ADVERTISEMENT

Why aren't there celebrations around the world?

This can't be good for the FDA, big Pharma, and our elected officials (whores).
 
I saw that Vice episode. Having lost my dad to colon cancer and my 25 year old nephew to bone cancer, I sincerely hope this is a first step in treating all cancers.
 
I caught that VICE, as well. "Reprogramming" otherwise deadly viruses to seek and destroy cancer cells. Remarkable. Cancer research hopefully has reached the tipping point. There seems to be amazing news about treatments for different kinds of cancers every couple of weeks.

We almost lost our youngest to cancer and now he's a 15-year survivor. I thought I had a pretty good idea how cancer treatment worked when he went in, but was floored by the mind-blowing things they did throughout the process. I ran into his primary doctor a couple of years ago and she said the treatment they used on him is dust in the rear-view mirror nowadays.

Treatments are progressing faster than ever before and one of the good things about the latest generation of treatments is that side-effects have fallen way off. Used to be if the cancer didn't kill you, the side-effects might. His doctor called our son "my poster child for side effects." He got hit with everything. They'd want permission to try something and they'd say there was a one-in-a-thousand chance that such-and-such side effect would happen, and BAM, he was the one.

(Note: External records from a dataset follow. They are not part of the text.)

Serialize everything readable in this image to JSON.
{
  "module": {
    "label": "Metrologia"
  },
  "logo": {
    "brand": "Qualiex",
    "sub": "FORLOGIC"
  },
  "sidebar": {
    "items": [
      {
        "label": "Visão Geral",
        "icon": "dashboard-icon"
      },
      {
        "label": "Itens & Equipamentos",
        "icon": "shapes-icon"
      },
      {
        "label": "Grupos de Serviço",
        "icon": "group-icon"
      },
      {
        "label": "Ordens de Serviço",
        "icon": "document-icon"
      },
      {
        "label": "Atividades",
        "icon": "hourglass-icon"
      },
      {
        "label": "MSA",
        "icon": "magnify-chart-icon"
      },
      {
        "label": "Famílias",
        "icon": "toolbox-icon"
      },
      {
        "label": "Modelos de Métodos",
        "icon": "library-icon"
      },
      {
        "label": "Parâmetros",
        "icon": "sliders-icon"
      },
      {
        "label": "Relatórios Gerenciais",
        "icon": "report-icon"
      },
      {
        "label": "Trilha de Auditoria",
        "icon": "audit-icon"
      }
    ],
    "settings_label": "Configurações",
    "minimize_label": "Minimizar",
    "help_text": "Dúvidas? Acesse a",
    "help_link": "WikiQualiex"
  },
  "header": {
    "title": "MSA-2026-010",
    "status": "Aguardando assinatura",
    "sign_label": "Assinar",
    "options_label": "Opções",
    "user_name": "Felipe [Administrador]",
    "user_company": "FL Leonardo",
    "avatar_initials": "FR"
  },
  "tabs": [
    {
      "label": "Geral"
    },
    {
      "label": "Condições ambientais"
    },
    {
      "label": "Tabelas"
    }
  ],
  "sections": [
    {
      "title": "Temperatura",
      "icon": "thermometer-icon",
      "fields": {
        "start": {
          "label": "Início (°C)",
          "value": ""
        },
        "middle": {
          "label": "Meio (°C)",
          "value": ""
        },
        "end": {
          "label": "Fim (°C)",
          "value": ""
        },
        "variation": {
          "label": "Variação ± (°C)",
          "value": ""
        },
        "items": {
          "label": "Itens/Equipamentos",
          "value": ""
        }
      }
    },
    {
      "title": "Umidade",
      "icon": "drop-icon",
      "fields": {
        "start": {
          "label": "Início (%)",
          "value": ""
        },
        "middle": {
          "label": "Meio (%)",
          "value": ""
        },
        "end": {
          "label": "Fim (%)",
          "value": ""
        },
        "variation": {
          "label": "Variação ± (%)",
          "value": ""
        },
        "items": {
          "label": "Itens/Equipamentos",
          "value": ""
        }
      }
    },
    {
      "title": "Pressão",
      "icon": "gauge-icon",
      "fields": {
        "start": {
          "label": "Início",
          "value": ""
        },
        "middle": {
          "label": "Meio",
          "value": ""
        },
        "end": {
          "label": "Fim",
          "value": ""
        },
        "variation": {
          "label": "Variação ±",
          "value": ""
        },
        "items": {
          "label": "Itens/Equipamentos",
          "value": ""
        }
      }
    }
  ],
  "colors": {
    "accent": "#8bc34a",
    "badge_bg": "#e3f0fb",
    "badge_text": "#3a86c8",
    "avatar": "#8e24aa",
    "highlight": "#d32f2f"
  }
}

I'm also encouraged by the fact that the newest and most successful treatments seem to be harnessing and enhancing the body's own defense systems to fight the cancer instead of poisoning the body to kill some cancer cells and then "rescuing" the patient from the poisoning and then starting over and over and over. When our son was sick, they said they were poisoning him for 24 hours and then rescuing him from the poison for 72 hours. They did that solid for 6 months and then on various schedules for two and half years. Seems more of a nightmare now, looking back on it than it actually did at the time. Damn.
 
A big step to curing cancer -- namely ALL of the "liquid" cancers?

https://www.theguardian.com/science...s-t-cell-therapy-research-clinical-trials#_=_

I'll never understand the media or mass opinion. This was a pipe dream for all of mankind.

Sorry, to answer your question, there will be no "cure for cancer." No one silver bullet is going to cure every type. It's going to be an incremental thing, with one type of cancer after another deemed to be "90% treatable." My son had T-cell Lymphoblastic Lymphoma and his organs had begun to shut down. They said he would not have lasted another 48 hours, but even at that, they told us that night that they thought they had an 85% chance of saving him, and they did.

Point being that some cancers have been successfully treated for some time now. We were in Argentina and were advised by a doctor in Buenos Aires to get him back to the States ASAP, if you're wondering why he was in such bad shape when we got him to the ER.
 
Treated/cured/solved/managed -- whatever you call it, any potential solution to any one or all of these cancers is a huge cause for celebration. The momentum that is developing is just amazing.